Monday, October 31, 2011

Respect The Curve

<-----This is for my Asian twin... but I forgot there was a LEGIT video for this...


So, I don't like rejection. That shit thats going on in the video "So I walked over to him slowly, said 'I know you don't know me...'"

Yea, I won't be that Jawn.

I mean, I know not everyone is going to like me. Not everyone is going to think I am attractive. I am fine with that. Im not that delusional. However, If i see a joint in the club, I will not... i repeat, I will NOT approach him. So that way you can smile in my face , the turn around and tell your boys "the tall jawn with the big breast was sweating me"? Nah, Im so good.

I have homegirls who are bold. They're like "If you feeling him tell him, and if he say no... that cool...just move on"... These joints must be on crack cocaine.

1- These heffas got a roster thats filled more than a pre-meds students curriculum
2-They all cute and I highly doubt they have ever been turned down

I have ever been turned down either, but thats cause I never really put myself out there. And, i don't give a fifth of a fuck if I'm about to be 27 and being petty... I am not starting now. Guess Im gonna die old and alone... but I wouldn't haven been curved. *shrugs*

Now, don't het me wrong... I know how to flirt I think, so I will drop subtle hints... but if he don't get the hint, then I take my wine Im lying, y'all know Id be drinking henny, and move on.

Scenario- My homegirls and I were in the club with me a few years back. One of them was talking to a man by the bar for 20 mins... legit 20 minutes. She is cute, but she could be a 10 if she dressed up a bit more... but whatever. So I'm standing next to them as they talk and he ask her questions and she is giggling and flipping her hair... and she finally came out and asks "So how about you give me your number so we can continue this convo without Lil wayne blasting"... I thought that shit was smooth as hell... He made an awkward face and goes "Actually, I was just about to ask whats up with your homegirl" and points to one of our other friends...

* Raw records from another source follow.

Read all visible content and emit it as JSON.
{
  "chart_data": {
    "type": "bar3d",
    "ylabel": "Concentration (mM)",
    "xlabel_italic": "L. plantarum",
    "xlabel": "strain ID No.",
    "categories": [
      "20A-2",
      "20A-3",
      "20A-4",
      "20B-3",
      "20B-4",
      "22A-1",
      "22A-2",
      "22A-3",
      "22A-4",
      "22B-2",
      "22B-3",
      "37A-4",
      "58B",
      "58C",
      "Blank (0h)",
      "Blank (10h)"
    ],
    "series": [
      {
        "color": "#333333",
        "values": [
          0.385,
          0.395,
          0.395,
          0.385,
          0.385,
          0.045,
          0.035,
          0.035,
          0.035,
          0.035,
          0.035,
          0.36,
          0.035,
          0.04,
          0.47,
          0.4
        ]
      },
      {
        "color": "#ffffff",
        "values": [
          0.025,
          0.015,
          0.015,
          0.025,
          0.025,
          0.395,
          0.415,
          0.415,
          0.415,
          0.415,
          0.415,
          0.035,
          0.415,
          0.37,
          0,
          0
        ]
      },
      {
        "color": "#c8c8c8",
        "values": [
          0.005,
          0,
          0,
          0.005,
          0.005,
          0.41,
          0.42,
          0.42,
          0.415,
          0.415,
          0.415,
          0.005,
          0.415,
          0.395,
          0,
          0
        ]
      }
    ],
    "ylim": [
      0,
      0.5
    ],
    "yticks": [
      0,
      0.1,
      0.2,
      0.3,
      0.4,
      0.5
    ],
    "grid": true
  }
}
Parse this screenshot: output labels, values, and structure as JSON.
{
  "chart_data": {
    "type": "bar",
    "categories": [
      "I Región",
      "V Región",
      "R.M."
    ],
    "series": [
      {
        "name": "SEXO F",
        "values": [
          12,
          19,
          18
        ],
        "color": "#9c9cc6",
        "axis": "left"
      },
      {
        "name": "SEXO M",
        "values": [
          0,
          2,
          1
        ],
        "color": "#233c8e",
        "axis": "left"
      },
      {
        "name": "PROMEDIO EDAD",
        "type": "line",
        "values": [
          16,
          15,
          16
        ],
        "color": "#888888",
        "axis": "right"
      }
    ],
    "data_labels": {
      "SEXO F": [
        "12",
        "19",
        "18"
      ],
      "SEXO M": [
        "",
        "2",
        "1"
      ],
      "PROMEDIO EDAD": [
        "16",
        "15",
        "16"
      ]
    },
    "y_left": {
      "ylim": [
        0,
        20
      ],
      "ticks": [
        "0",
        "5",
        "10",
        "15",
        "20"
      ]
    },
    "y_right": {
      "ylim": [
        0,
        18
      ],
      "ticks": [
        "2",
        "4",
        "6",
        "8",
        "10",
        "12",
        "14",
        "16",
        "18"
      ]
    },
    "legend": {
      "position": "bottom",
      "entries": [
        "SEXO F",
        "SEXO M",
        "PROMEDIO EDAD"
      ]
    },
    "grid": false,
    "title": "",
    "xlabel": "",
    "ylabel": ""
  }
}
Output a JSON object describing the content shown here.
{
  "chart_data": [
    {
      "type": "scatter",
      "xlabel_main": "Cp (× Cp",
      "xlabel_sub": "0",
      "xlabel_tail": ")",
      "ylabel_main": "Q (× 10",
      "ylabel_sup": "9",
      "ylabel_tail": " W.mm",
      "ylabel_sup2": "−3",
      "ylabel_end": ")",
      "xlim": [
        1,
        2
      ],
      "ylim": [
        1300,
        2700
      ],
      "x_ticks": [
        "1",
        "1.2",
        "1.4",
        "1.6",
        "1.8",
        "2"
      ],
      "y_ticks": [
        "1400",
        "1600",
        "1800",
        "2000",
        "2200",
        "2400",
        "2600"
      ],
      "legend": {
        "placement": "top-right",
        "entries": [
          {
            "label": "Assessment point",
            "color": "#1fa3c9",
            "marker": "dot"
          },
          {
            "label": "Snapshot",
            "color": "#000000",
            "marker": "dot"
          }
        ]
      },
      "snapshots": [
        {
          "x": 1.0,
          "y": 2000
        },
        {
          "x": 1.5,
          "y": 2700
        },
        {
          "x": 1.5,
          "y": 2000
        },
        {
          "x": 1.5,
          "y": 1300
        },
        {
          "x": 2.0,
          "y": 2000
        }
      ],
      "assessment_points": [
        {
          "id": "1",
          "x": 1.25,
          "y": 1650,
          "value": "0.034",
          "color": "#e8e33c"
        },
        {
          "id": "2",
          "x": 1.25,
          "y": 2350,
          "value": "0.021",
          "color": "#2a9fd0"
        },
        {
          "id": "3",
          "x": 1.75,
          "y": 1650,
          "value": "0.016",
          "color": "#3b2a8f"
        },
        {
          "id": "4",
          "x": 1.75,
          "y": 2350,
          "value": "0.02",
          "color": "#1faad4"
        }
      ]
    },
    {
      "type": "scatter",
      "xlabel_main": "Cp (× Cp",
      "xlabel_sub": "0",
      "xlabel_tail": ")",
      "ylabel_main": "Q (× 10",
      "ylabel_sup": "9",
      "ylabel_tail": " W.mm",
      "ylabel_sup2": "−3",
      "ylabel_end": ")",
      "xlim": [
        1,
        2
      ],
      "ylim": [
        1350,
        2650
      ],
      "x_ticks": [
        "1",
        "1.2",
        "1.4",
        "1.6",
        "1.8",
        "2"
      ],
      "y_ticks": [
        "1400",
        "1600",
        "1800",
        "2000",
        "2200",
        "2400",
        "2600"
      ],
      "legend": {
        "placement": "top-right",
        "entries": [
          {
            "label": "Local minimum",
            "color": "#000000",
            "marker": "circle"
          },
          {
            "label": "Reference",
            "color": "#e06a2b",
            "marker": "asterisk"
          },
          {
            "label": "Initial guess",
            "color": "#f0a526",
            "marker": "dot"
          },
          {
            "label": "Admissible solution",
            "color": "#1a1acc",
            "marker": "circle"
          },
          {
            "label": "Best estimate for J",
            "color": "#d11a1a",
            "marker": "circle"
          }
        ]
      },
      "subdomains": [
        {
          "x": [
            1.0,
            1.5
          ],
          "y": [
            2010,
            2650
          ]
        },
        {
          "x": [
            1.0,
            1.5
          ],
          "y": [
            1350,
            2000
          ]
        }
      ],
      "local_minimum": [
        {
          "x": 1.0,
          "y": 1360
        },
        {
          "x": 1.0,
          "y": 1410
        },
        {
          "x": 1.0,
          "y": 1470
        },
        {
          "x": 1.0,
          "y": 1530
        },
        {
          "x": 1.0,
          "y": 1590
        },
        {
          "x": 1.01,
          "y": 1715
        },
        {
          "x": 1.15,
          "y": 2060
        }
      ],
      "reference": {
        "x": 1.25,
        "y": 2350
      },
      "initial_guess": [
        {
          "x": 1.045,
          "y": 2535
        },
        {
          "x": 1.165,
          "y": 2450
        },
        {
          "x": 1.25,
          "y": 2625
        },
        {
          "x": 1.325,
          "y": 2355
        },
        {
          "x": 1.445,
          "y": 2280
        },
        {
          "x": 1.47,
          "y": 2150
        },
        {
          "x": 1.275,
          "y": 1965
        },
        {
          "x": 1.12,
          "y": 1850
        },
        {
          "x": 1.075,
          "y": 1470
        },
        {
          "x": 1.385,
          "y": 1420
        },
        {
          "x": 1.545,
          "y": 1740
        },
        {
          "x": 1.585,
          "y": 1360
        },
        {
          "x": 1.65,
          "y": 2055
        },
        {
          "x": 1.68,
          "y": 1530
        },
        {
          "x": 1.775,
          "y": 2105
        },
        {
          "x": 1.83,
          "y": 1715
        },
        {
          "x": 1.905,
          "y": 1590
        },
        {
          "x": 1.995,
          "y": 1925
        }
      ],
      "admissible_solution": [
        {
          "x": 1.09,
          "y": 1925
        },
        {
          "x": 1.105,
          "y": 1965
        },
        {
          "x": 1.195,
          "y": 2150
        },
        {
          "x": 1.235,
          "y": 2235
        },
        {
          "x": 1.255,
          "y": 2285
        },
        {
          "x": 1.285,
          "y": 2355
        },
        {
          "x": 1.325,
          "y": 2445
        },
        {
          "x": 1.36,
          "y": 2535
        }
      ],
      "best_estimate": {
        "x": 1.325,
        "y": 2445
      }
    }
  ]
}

I WAS MORTIFIED. Like, I wanted to cry for her... and you know what... she looked regular as shit. Said, oh she got a man but ill tell her you interested. Took that rejection like a G...So, here I am, cheeks all red from embarrassment, trying to pull my friend in the other direction every time we saw him in the small ass club, and laughing loud like we having the best time ever in this sweat box every time he came within ear shot. She had the nerve to ask me why I was acting weird... I was like "hoe what? you just all calm after that nigga played you like that...?" and she goes "eh, such is life"

such.is.life...

Please believe I am not about THAT life. Buy me an ass load of cats now, cause if I have to get rejected to find my future king, then I might as well name my body pillow king and marry it.

It might be petty. It might be immature. It might be pussy...but its me... Im almost 27 and its hard to teach an old dog new tricks... So ill leave the approaching to KP and Envy.